Query Optimization in Apache Spark: A Deep Dive
Apache Spark has a query optimization engine that rewrites the user code for optimum computational cost and execution efficiency. The optimization process start is carried out in several steps from parsing the code to executing the optimized generated code.

Parsing
Each SQL / Hive queries are first read in the Parsing process. This parsing process converts the input into Abstract Syntax Tree (AST). This AST is called Unresolved Logical Plan.
Analysis
The Unresolved Logical Plan is validated for Table/Column names and data types by looking up into the catalog. It also resolves the attributes and binds to the actual schema. It also verifies the functions that is actually available. After Analyzer Rules Execution, this steps yields an entity known as Resolved Logical Plan
Logical Optimization
The Resolved Logical Plan is then undergoes into a Rule-Based Optimization step.
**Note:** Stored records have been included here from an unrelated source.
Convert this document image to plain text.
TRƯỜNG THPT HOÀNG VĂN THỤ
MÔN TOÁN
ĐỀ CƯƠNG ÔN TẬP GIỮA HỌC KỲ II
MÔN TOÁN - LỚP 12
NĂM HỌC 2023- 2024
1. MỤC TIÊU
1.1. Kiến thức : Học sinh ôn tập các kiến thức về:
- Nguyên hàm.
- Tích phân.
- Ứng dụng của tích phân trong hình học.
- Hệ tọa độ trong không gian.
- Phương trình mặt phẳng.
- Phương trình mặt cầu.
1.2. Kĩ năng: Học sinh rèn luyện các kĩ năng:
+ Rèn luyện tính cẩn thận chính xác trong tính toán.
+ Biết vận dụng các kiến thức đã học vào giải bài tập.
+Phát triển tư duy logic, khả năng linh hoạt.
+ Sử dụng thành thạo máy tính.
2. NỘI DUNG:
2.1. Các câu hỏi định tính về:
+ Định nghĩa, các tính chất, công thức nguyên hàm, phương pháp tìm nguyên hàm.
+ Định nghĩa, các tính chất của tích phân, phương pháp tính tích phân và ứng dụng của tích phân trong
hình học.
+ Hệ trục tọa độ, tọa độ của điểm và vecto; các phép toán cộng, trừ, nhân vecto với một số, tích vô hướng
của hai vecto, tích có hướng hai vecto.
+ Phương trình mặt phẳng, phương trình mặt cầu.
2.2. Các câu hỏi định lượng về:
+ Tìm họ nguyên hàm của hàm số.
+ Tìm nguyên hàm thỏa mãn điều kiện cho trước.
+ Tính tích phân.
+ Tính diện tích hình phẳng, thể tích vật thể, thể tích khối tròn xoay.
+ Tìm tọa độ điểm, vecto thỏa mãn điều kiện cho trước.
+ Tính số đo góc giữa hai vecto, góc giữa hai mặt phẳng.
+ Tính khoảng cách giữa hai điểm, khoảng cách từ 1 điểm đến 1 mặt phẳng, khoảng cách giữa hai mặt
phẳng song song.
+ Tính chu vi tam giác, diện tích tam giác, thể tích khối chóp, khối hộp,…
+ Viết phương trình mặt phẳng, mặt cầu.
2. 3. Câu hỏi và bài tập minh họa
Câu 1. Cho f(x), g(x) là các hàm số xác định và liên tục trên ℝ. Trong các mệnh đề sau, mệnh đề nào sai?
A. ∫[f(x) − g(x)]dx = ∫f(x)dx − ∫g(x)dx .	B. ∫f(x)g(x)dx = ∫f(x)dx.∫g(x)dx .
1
There are several rules that are applied here and some of the key optimization rules are
- Predicate Pushdown: This rule prepones the filter operation as early as possible in the query execution plan. The idea is to reduce the volume of data that flows in the operation as early as possible.
- Combine Filters: This rule combines similar filter operations into one.
- Projection Pruning: This rule selects only the required columns that are implicated in the query.
- Null Propagation: Optimize null checks
- Constant Propagation: if there is any computation involves using a constant, it is simplified at the beginning and not executed repeatedly through out the query execution.
The logical optimization steps yields Optimized Logical Plan
Physical Planning
The Optimized Logical Plan is then evaluated against a cost model for several alternative plans. The estimation of cost is projected based on
- Data size
- Complexity of the operation
- Network shuffle cost
- Resource requirements
The least expensive model is selected in this step and it is called Selected Physical Plan.
Code Generation and execution
The selected physical plan is then taken as a base and an optimized code and the execution is then carried out as described in Essentials of Spark Architecture.
Visualizing the Spark Optimization Steps
The selected physical plans can be read using df.explain() | df.explain("simple") and all the steps of the optimization plan can be seen df.explain("extended"). The generated code can be seen using df.explain("codegen") and df.explain("cost") can print the logical plan and statistics if they are available.